No acordo, a Marubeni terá participação de 33% na Agrenco Bionergia, enquanto o Grupo Agrenco deterá os outros 67% da companhia. As duas empresas deverão integralizar o capital de mais de R$ 200 milhões (U$ 120 milhões). Como no caso da Bionasa, a Agrenco Bioenergia está focando o mercado de exportação do biocombustível. Por isso, desde o começo, foi decidido que o biodiesel seria produzido conforme as regulamentações européias, americanas e japonesas – a fim de atender clientes potenciais no mundo.
Em novembro de 2007, a Agrenco Bioenergia passou pelo processo de oferta pública inicial (IPO), evento que marca a entrada no mercado de ações. Com a abertura de capital, o patrimônio da companhia deve aumentar e a empresa poderá fazer novos investimentos e negócios.
Outras oportunidades
Além das empresas já mencionadas, há ainda vários outros grupos que também já começaram a investir no Brasil, mas preferem manter segredo sobre os próximos passos e não comentam o assunto. É o caso da norte-americana Comanche Clear Energy. Por mais que a empresa fale pouco, no entanto, a informação de que o Brasil deve receber mais dinheiro para o biodiesel é dada pelos representantes dos próprios estados.
O secretário de Agricultura da Bahia, Geraldo Simões de Oliveira, tem alardeado aos quatro ventos que quer transformar o estado em um pólo de bioenergia nos próximos oito anos.
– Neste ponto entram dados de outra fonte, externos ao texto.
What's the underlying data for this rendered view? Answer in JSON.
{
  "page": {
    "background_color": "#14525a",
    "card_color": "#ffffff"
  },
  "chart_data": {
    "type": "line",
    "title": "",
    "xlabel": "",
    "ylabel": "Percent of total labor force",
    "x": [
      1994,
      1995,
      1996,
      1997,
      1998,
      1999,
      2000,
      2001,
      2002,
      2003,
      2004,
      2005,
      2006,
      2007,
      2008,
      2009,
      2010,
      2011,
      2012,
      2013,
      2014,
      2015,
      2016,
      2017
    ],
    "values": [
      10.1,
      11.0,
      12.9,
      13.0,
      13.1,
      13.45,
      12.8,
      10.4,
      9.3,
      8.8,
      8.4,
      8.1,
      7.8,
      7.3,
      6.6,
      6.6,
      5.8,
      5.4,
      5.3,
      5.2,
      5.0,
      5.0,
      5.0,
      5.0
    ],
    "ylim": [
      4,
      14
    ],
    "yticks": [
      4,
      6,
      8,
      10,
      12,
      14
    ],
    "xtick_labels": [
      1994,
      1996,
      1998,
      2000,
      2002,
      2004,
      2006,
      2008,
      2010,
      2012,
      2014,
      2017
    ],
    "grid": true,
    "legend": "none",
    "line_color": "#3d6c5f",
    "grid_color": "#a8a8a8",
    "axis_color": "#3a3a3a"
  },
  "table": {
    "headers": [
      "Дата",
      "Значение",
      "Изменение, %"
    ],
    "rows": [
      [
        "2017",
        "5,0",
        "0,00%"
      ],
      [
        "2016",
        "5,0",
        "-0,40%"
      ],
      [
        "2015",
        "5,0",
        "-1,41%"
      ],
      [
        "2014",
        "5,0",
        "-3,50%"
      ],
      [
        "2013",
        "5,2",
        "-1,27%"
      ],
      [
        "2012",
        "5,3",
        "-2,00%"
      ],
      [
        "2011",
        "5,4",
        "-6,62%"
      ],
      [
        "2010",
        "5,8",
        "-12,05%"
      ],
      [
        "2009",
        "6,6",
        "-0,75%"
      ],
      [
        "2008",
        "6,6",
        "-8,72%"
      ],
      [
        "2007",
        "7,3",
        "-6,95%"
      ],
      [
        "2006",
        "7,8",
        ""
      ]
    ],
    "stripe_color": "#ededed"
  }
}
A intenção é ampliar a área dedicada ao cultivo de oleaginosas para produção de biodiesel dos atuais 100 mil hectares para cerca de 640 mil hectares. O secretário conta ainda com mais um trunfo. Segundo ele, a Comanche teria planos de ampliar a produção de biocombustível em solo baiano.
Outro estado brasileiro que estaria sendo sondado é o Maranhão. De acordo com o secretário de Indústria e Comércio, Júlio Noronha, a previsão é de que sejam investidos cerca de R$ 500 milhões em empreendimentos voltados à produção de etanol e biodiesel. O anúncio teria sido feito em setembro pelo próprio vice-presidente da Comanche no Brasil, João Pesciotto, durante uma viagem do secretário a Nova York, nos Estados Unidos. O que se sabe até agora é que as especulações sobre novos aportes vindos para o Brasil são muitas. O lado bom da história é que muitos boatos têm se concretizado. E quem sai ganhando é o biodiesel brasileiro.